In my experience, most of the users hover over a few before clicking on the top left box or middle box, while others seem to wonder or click hap hazardly.
I've always wanted to use this function as an over lay on any web site... to prove to the web site owner, they need to improve the site. "Look what your users are doing"
prior art. There are a lot more examples of it if you go looking.
BeauHD. Worst editor since kdawson.
Since Apple-haters have completely taken over Slashdot (look at the article openly insulting all iPad users), I'm curious when opinions will turn on Google. Snooping on WiFi networks and archiving their data wasn't enough, CEO Eric Schmidt telling people concerned about privacy that they have something to hide wasn't enough...will tracking your mouse cursor be the final straw? I'm genuinely curious what it will take to push Slashdotters against Google. It's not as if this is an open source company--their primary businesses, search and advertising, are as closed source and proprietary as Windows.
Based on my own experience with when mousetips generally appear on a page, the first thing they're going to conclude is that ads placed between the body of an article and the scrollbar are by far the most effective. Near the scrollbar is where my mouse cursor spends most of its time. :)
Wouldn't this just be IntelliTXT, but to pop-up ads from hovering over other ads instead of from hovering over words on a page? So many talk about it here like it's new; it feels prior art-ish to me.
You can hold down the "B" button for continuous firing.

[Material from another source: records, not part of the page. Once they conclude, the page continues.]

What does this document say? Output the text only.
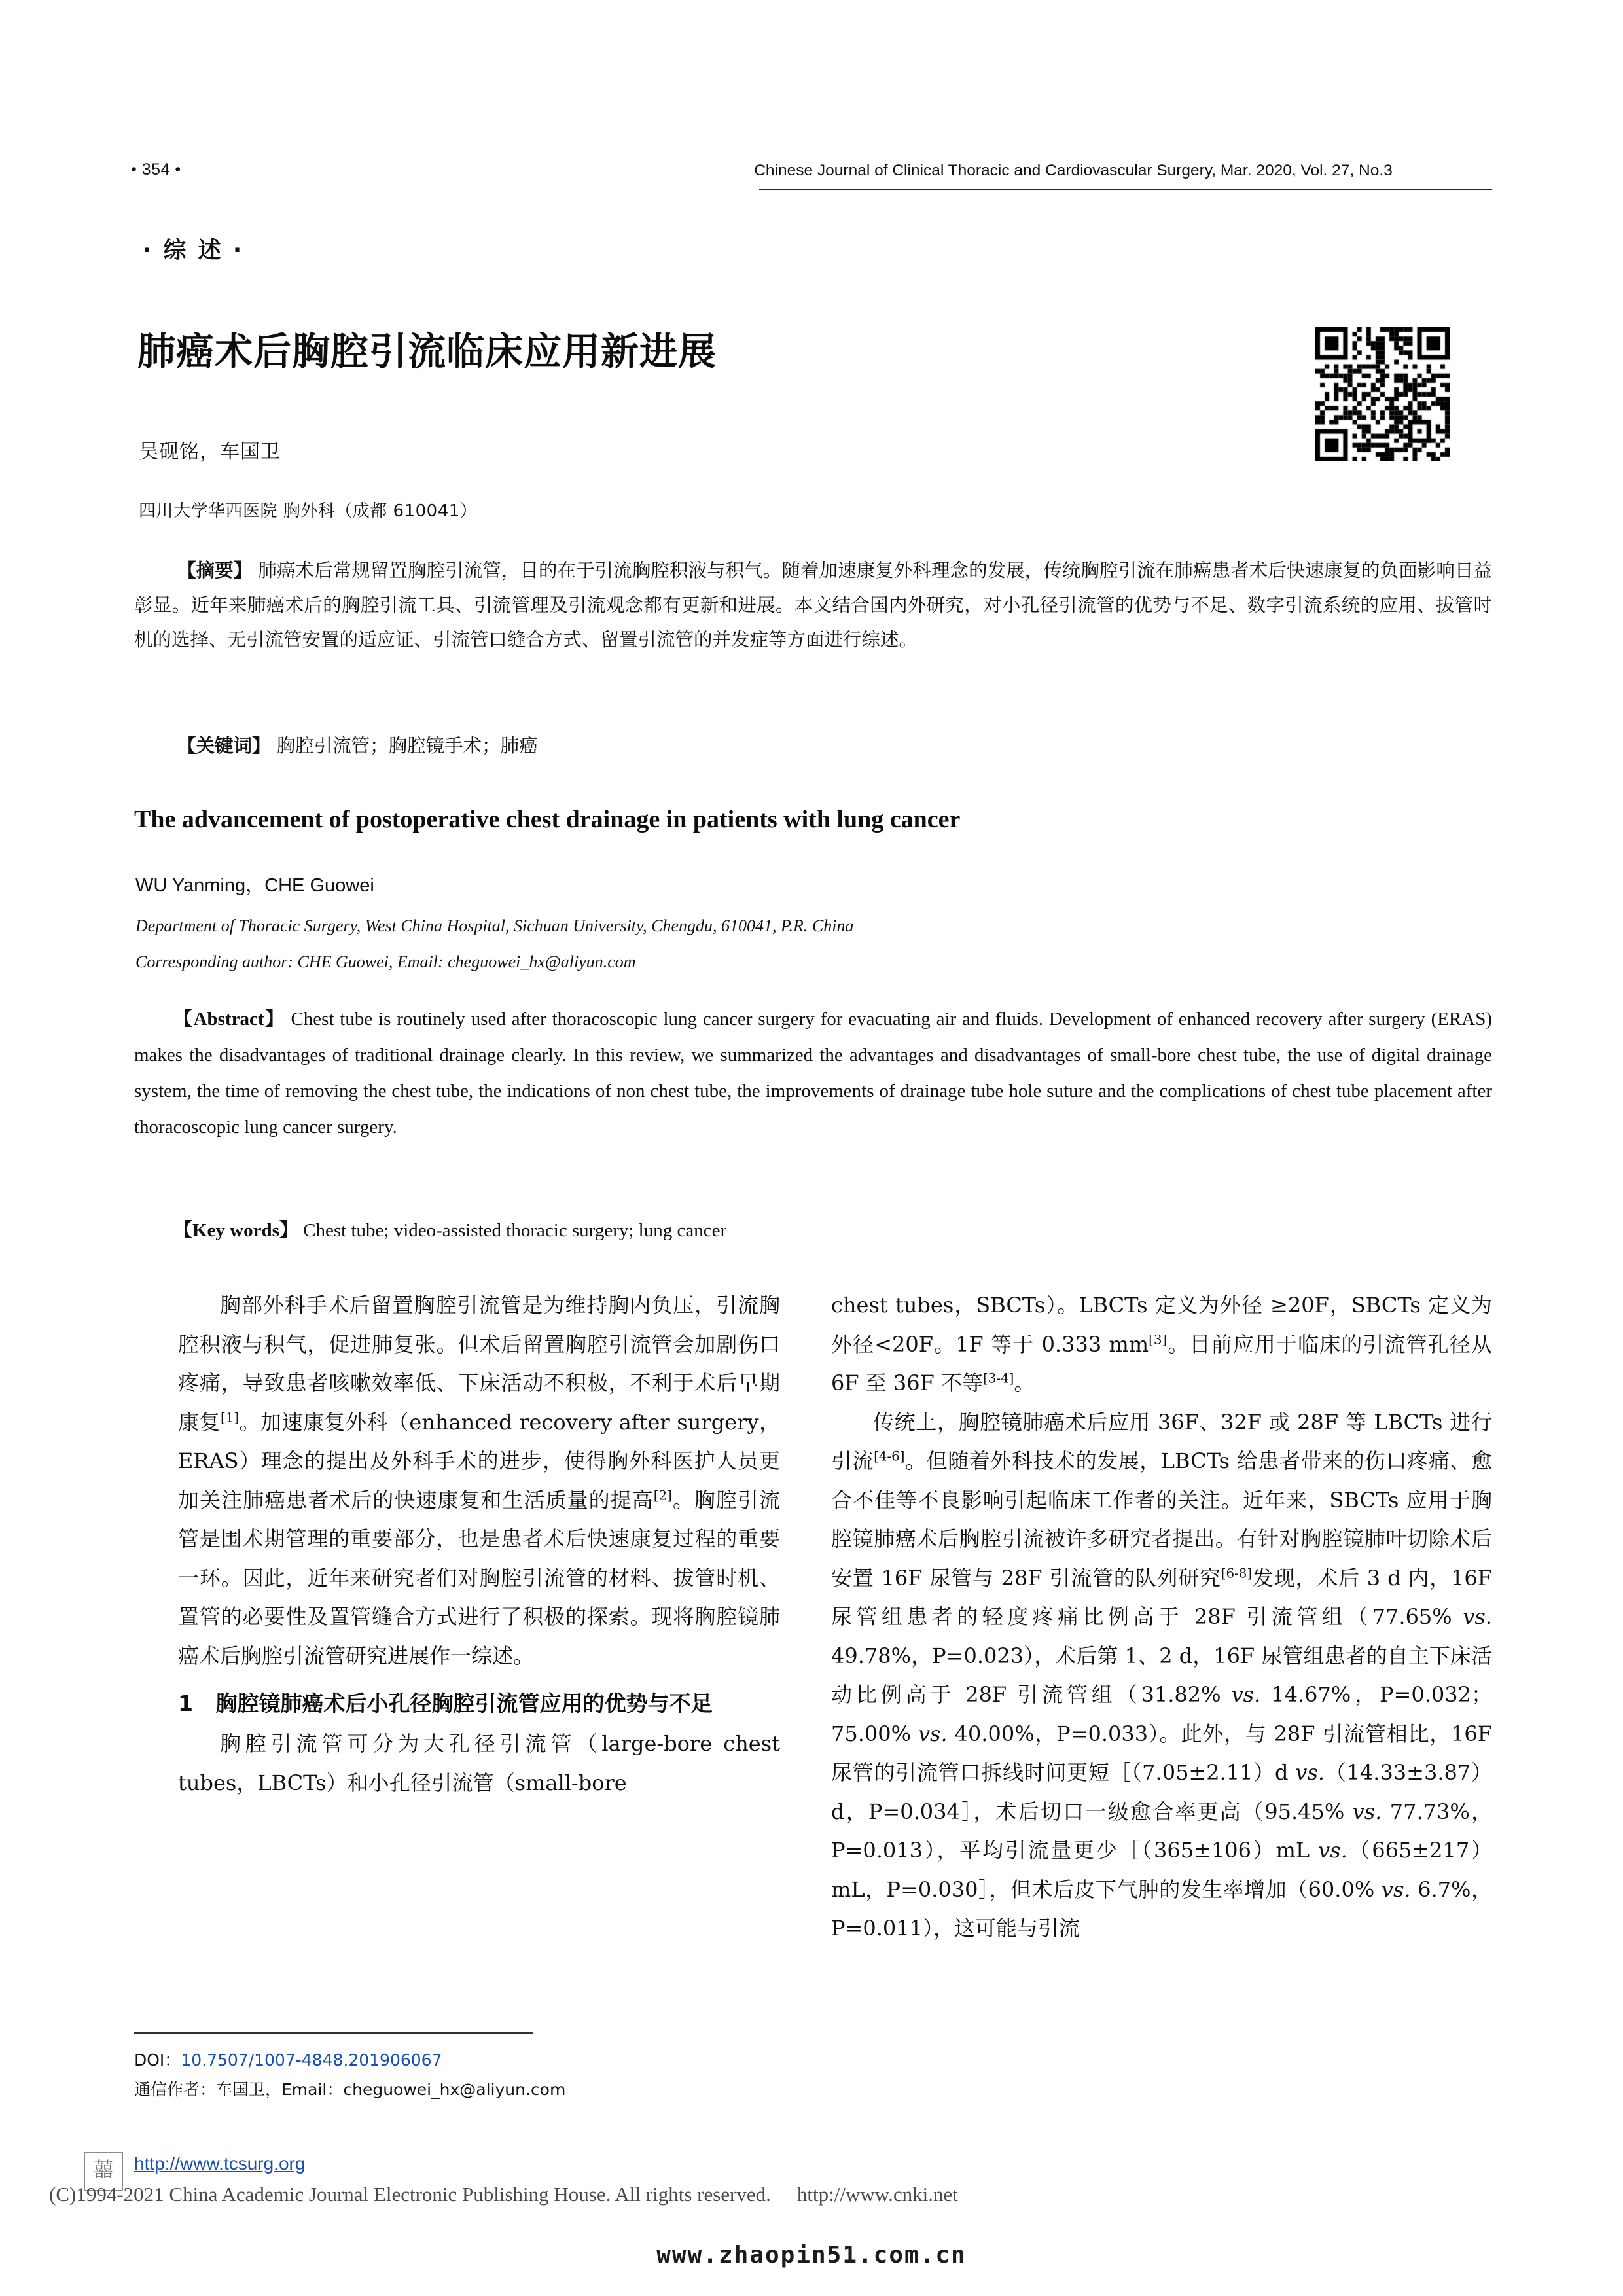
• 354 •	Chinese Journal of Clinical Thoracic and Cardiovascular Surgery, Mar. 2020, Vol. 27, No.3
· 综 述 ·
肺癌术后胸腔引流临床应用新进展
吴砚铭，车国卫
四川大学华西医院 胸外科（成都 610041）
【摘要】 肺癌术后常规留置胸腔引流管，目的在于引流胸腔积液与积气。随着加速康复外科理念的发展，传统胸腔引流在肺癌患者术后快速康复的负面影响日益彰显。近年来肺癌术后的胸腔引流工具、引流管理及引流观念都有更新和进展。本文结合国内外研究，对小孔径引流管的优势与不足、数字引流系统的应用、拔管时机的选择、无引流管安置的适应证、引流管口缝合方式、留置引流管的并发症等方面进行综述。
【关键词】 胸腔引流管；胸腔镜手术；肺癌
The advancement of postoperative chest drainage in patients with lung cancer
WU Yanming，CHE Guowei
Department of Thoracic Surgery, West China Hospital, Sichuan University, Chengdu, 610041, P.R. China
Corresponding author: CHE Guowei, Email: cheguowei_hx@aliyun.com
【Abstract】 Chest tube is routinely used after thoracoscopic lung cancer surgery for evacuating air and fluids. Development of enhanced recovery after surgery (ERAS) makes the disadvantages of traditional drainage clearly. In this review, we summarized the advantages and disadvantages of small-bore chest tube, the use of digital drainage system, the time of removing the chest tube, the indications of non chest tube, the improvements of drainage tube hole suture and the complications of chest tube placement after thoracoscopic lung cancer surgery.
【Key words】 Chest tube; video-assisted thoracic surgery; lung cancer

胸部外科手术后留置胸腔引流管是为维持胸内负压，引流胸腔积液与积气，促进肺复张。但术后留置胸腔引流管会加剧伤口疼痛，导致患者咳嗽效率低、下床活动不积极，不利于术后早期康复[1]。加速康复外科（enhanced recovery after surgery，ERAS）理念的提出及外科手术的进步，使得胸外科医护人员更加关注肺癌患者术后的快速康复和生活质量的提高[2]。胸腔引流管是围术期管理的重要部分，也是患者术后快速康复过程的重要一环。因此，近年来研究者们对胸腔引流管的材料、拔管时机、置管的必要性及置管缝合方式进行了积极的探索。现将胸腔镜肺癌术后胸腔引流管研究进展作一综述。

1 胸腔镜肺癌术后小孔径胸腔引流管应用的优势与不足

胸腔引流管可分为大孔径引流管（large-bore chest tubes，LBCTs）和小孔径引流管（small-bore

chest tubes，SBCTs）。LBCTs 定义为外径 ≥20F，SBCTs 定义为外径<20F。1F 等于 0.333 mm[3]。目前应用于临床的引流管孔径从 6F 至 36F 不等[3-4]。

传统上，胸腔镜肺癌术后应用 36F、32F 或 28F 等 LBCTs 进行引流[4-6]。但随着外科技术的发展，LBCTs 给患者带来的伤口疼痛、愈合不佳等不良影响引起临床工作者的关注。近年来，SBCTs 应用于胸腔镜肺癌术后胸腔引流被许多研究者提出。有针对胸腔镜肺叶切除术后安置 16F 尿管与 28F 引流管的队列研究[6-8]发现，术后 3 d 内，16F 尿管组患者的轻度疼痛比例高于 28F 引流管组（77.65% vs. 49.78%，P=0.023），术后第 1、2 d，16F 尿管组患者的自主下床活动比例高于 28F 引流管组（31.82% vs. 14.67%，P=0.032；75.00% vs. 40.00%，P=0.033）。此外，与 28F 引流管相比，16F 尿管的引流管口拆线时间更短［（7.05±2.11）d vs.（14.33±3.87）d，P=0.034］，术后切口一级愈合率更高（95.45% vs. 77.73%，P=0.013），平均引流量更少［（365±106）mL vs.（665±217）mL，P=0.030］，但术后皮下气肿的发生率增加（60.0% vs. 6.7%，P=0.011），这可能与引流

DOI：10.7507/1007-4848.201906067
通信作者：车国卫，Email：cheguowei_hx@aliyun.com
囍	http://www.tcsurg.org
(C)1994-2021 China Academic Journal Electronic Publishing House. All rights reserved. http://www.cnki.net
www.zhaopin51.com.cn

Sounds similar to TeaLeaf. We recently had a demo of Tealeaf to show how the web interface could be evaluated and improved. Tealeaf tracks all of the generated html a customer views. It can replay the exact experience from the customer's view point. Interesting stuff... I've also seen some of Omniture's software. It was able to show what a customer clicked on to navigate to a certain spot in the site.It also showed how often different parts were clicked on.
This type of software is good to determine what is being used, and what is waste, on a site.

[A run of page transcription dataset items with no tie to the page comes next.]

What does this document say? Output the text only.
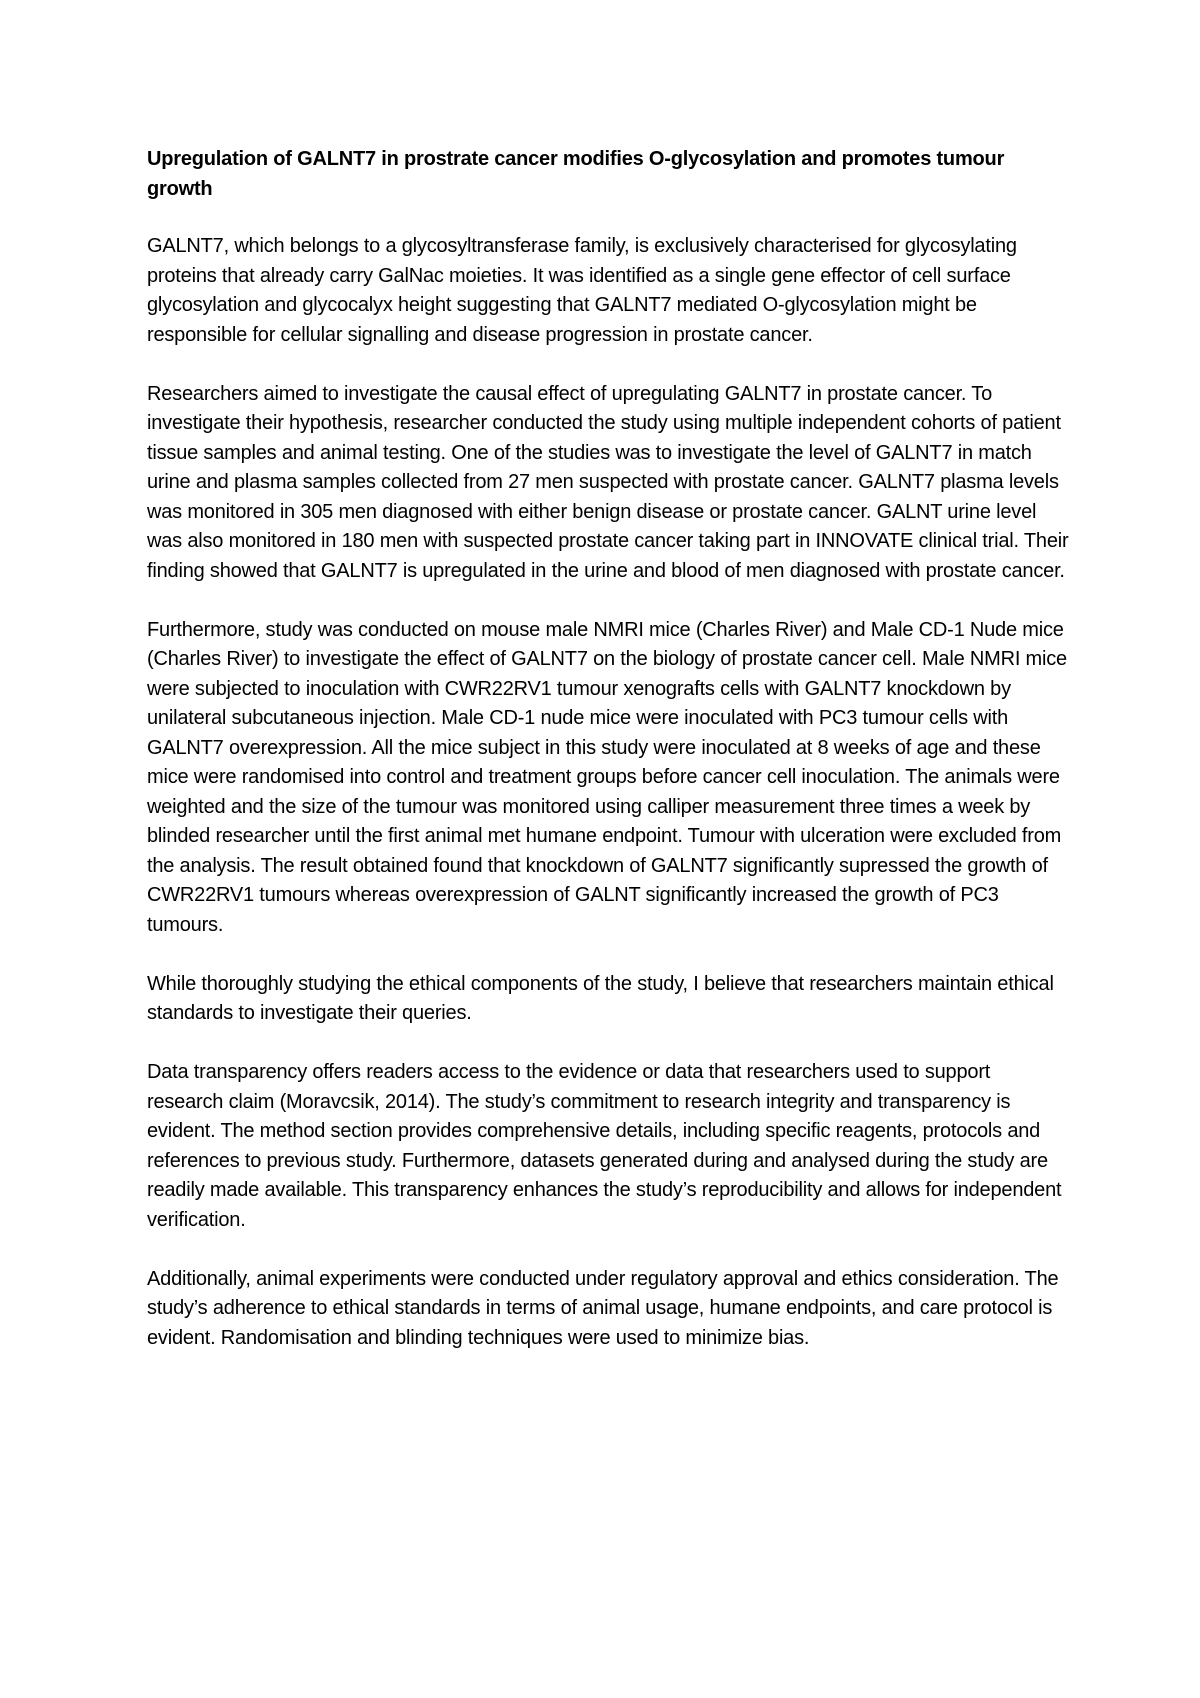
Upregulation of GALNT7 in prostrate cancer modifies O-glycosylation and promotes tumour growth

GALNT7, which belongs to a glycosyltransferase family, is exclusively characterised for glycosylating proteins that already carry GalNac moieties. It was identified as a single gene effector of cell surface glycosylation and glycocalyx height suggesting that GALNT7 mediated O-glycosylation might be responsible for cellular signalling and disease progression in prostate cancer.

Researchers aimed to investigate the causal effect of upregulating GALNT7 in prostate cancer. To investigate their hypothesis, researcher conducted the study using multiple independent cohorts of patient tissue samples and animal testing. One of the studies was to investigate the level of GALNT7 in match urine and plasma samples collected from 27 men suspected with prostate cancer. GALNT7 plasma levels was monitored in 305 men diagnosed with either benign disease or prostate cancer. GALNT urine level was also monitored in 180 men with suspected prostate cancer taking part in INNOVATE clinical trial. Their finding showed that GALNT7 is upregulated in the urine and blood of men diagnosed with prostate cancer.

Furthermore, study was conducted on mouse male NMRI mice (Charles River) and Male CD-1 Nude mice (Charles River) to investigate the effect of GALNT7 on the biology of prostate cancer cell. Male NMRI mice were subjected to inoculation with CWR22RV1 tumour xenografts cells with GALNT7 knockdown by unilateral subcutaneous injection. Male CD-1 nude mice were inoculated with PC3 tumour cells with GALNT7 overexpression. All the mice subject in this study were inoculated at 8 weeks of age and these mice were randomised into control and treatment groups before cancer cell inoculation. The animals were weighted and the size of the tumour was monitored using calliper measurement three times a week by blinded researcher until the first animal met humane endpoint. Tumour with ulceration were excluded from the analysis. The result obtained found that knockdown of GALNT7 significantly supressed the growth of CWR22RV1 tumours whereas overexpression of GALNT significantly increased the growth of PC3 tumours.

While thoroughly studying the ethical components of the study, I believe that researchers maintain ethical standards to investigate their queries.

Data transparency offers readers access to the evidence or data that researchers used to support research claim (Moravcsik, 2014). The study’s commitment to research integrity and transparency is evident. The method section provides comprehensive details, including specific reagents, protocols and references to previous study. Furthermore, datasets generated during and analysed during the study are readily made available. This transparency enhances the study’s reproducibility and allows for independent verification.

Additionally, animal experiments were conducted under regulatory approval and ethics consideration. The study’s adherence to ethical standards in terms of animal usage, humane endpoints, and care protocol is evident. Randomisation and blinding techniques were used to minimize bias.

Request a Linux Shockwave player here: http://www.macromedia.com/support/email/wishform/
Looks pretty much based on their experimental search called "Accessible View".
http://www.google.com/experimental/#Axs
The patent process has not only proven to be laughable, but completely ignorant of prior art. I'm gonna get a team of lawyers and apply for a patent on the enter key. Bwa-ha-ha!
When you're running NoScript, it won't matter if "anyone could do it" because when you arrive on anyone's page, it will NOT run the mouse-tracking script. For the tracking to work, you would have to turn on scripting on that new site.
All scripts are blocked except those URLs you have allowed in the past. A new page with its own script is blocked by default.
NoScript = No mouse tracking.
as bad as we say ad-targeting is, totally un-targeted ads are pure noise.
You say that like noise is a BAD thing. But noise is very much easier to ignore than someone calling out to you. So I say let 'em stay untargetted and ignorable.
I knew learning all those keyboard shortcuts would eventually pay off!
Serious prior use on this one. Would have to read this closer to make sure prior use exists, but I am pretty sure it does. In 2001, the owner of a company I contracted to requested that I track the location of a user's mouse every time it came to rest in order to improve the user experience on the website. It revealed some really interesting data that drove the design of the site. Furthermore, we started to use it to modify the search results based on user behavior. If someone hovered over a like sounding artist, but didn't click, we would compare that against what they ultimately selected and decide whether to display more of both or to eliminate the one they hovered over. Furthermore, that type of experience existed prior to then, as it wasn't even an original idea to the company's owner. He had picked it up from user experience testing when he worked at Microsoft in the 90s. Total prior use here, this should be denied.